A Sermon for Sunday, 13th August 2023
‘Jesus immediately reached out his hand and caught him.’ Matthew 14:31
A former colleague died on Friday. Memories of him are plentiful but the one that remains strongest does not come from his intellectual or academic brilliance, both of which were considerable, but of a passing moment when he was not even aware that he was being observed.
Walking down the corridor of a hospital ward, I caught a glimpse of him beside a bed in one of the bays. He was knelt on the floor with his back toward me. The patient in the bed was very ill and he did not drain the patient’s strength by trying to talk to them, instead he just knelt there holding the person’s hand.
Once, sometime later, I spoke to him of it. He dismissed it as nothing, as simply a passing whim, but however he might have downplayed the moment, it was something of profound significance. One does not kneel on the floor of a busy hospital ward, with people coming and going, and hold the hand of a person without that moment being imbued with significance.
Jesus would have understood that moment. Jesus would have understood the importance of taking someone by the hand.
Look at the Gospel reading, Jesus reaches out his hand and catches Peter, why does Jesus reach out his hand?
We know from the story of the raising of Lazarus in Saint John Chapter 11 that miracles do not depend on physical touch, Jesus might have raised Peter from the water by word alone, so why does Jesus choose to reach out and take the hand of the drowning Peter? What is the purpose of the physical contact? What needs are met in a simple touch?
Touch is the most basic of human senses, it is the sense that comes before all others, it is the most basic form of human communication, to be deprived of touch is to be deprived of love.

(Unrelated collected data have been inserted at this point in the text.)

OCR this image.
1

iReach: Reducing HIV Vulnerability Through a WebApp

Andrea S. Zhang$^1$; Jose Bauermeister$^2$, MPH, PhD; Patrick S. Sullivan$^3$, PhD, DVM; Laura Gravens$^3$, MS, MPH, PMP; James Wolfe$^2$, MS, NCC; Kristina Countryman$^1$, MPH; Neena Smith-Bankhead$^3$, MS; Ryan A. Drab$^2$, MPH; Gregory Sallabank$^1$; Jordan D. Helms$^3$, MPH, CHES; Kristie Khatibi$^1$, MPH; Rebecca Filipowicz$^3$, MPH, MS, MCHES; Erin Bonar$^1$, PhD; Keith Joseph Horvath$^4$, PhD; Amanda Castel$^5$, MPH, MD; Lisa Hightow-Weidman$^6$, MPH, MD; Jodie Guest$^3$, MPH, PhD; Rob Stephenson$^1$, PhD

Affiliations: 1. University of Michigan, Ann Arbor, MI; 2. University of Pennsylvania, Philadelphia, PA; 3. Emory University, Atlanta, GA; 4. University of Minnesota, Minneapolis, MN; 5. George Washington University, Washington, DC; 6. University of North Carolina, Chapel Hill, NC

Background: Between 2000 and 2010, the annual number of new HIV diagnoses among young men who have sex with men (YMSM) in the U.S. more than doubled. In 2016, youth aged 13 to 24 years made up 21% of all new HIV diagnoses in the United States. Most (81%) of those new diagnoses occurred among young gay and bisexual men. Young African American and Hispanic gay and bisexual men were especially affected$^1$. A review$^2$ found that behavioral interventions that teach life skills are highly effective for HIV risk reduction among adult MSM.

Appalling stories from the Mother and Baby homes of former times in these islands tell of the mothers of newborn children being forbidden to cuddle their children. They were permitted to feed their babies, but any shows of affection were prohibited because physical contact would build bonds of love.
The retreat of much of contemporary society into a world where communication is almost exclusively online, and where the only reality is increasingly a virtual one, actually threatens our emotional welfare as human beings. It is a sensory deprivation that impoverishes our lives, it leaves us without the very thing that has bound us together since the brief history of homo sapiens began.
Real friendships and real relationships are built on our physical presence, on communication made through touch.
The touch that makes us human ranges from the handshake of business associates to the bodily embrace of lovers. Touch communicates at a level inaccessible to the words of even the most articulate of people. When someone is enduring grief or emotional pain, there is no vocabulary that is remotely comparable to the feeling conveyed in a single hug. Touch is sometimes a confession of our inarticulacy, an honest admission that we have no words adequate to the occasion.
If a simple touch conveys a sense of being present with a person, if it is the means of expressing affection or love, if it is all we can do to express sympathy or concern, then to be without the capacity to touch or be touched can be to experience a great sense of loneliness, a sense of complete isolation. The death of a partner, the end of a relationship, the rupture of a friendship, it is in the absence of a sense of physical touch that loss may be most keenly felt. Just a touch says something for which we have no words.
To be without touch is to be without a fundamental way of communication, it threatens to isolate people from the sense of reassurance that Jesus offers Peter.
Jesus understood the human need for touch. He understood Peter’s need to grasp firmly the hand that was outstretched.
The simple handshake, the brief hug, a devoted priest kneeling at the bedside of a person coming to the end of their earthly journey, the presence of Jesus is to be found in such touch.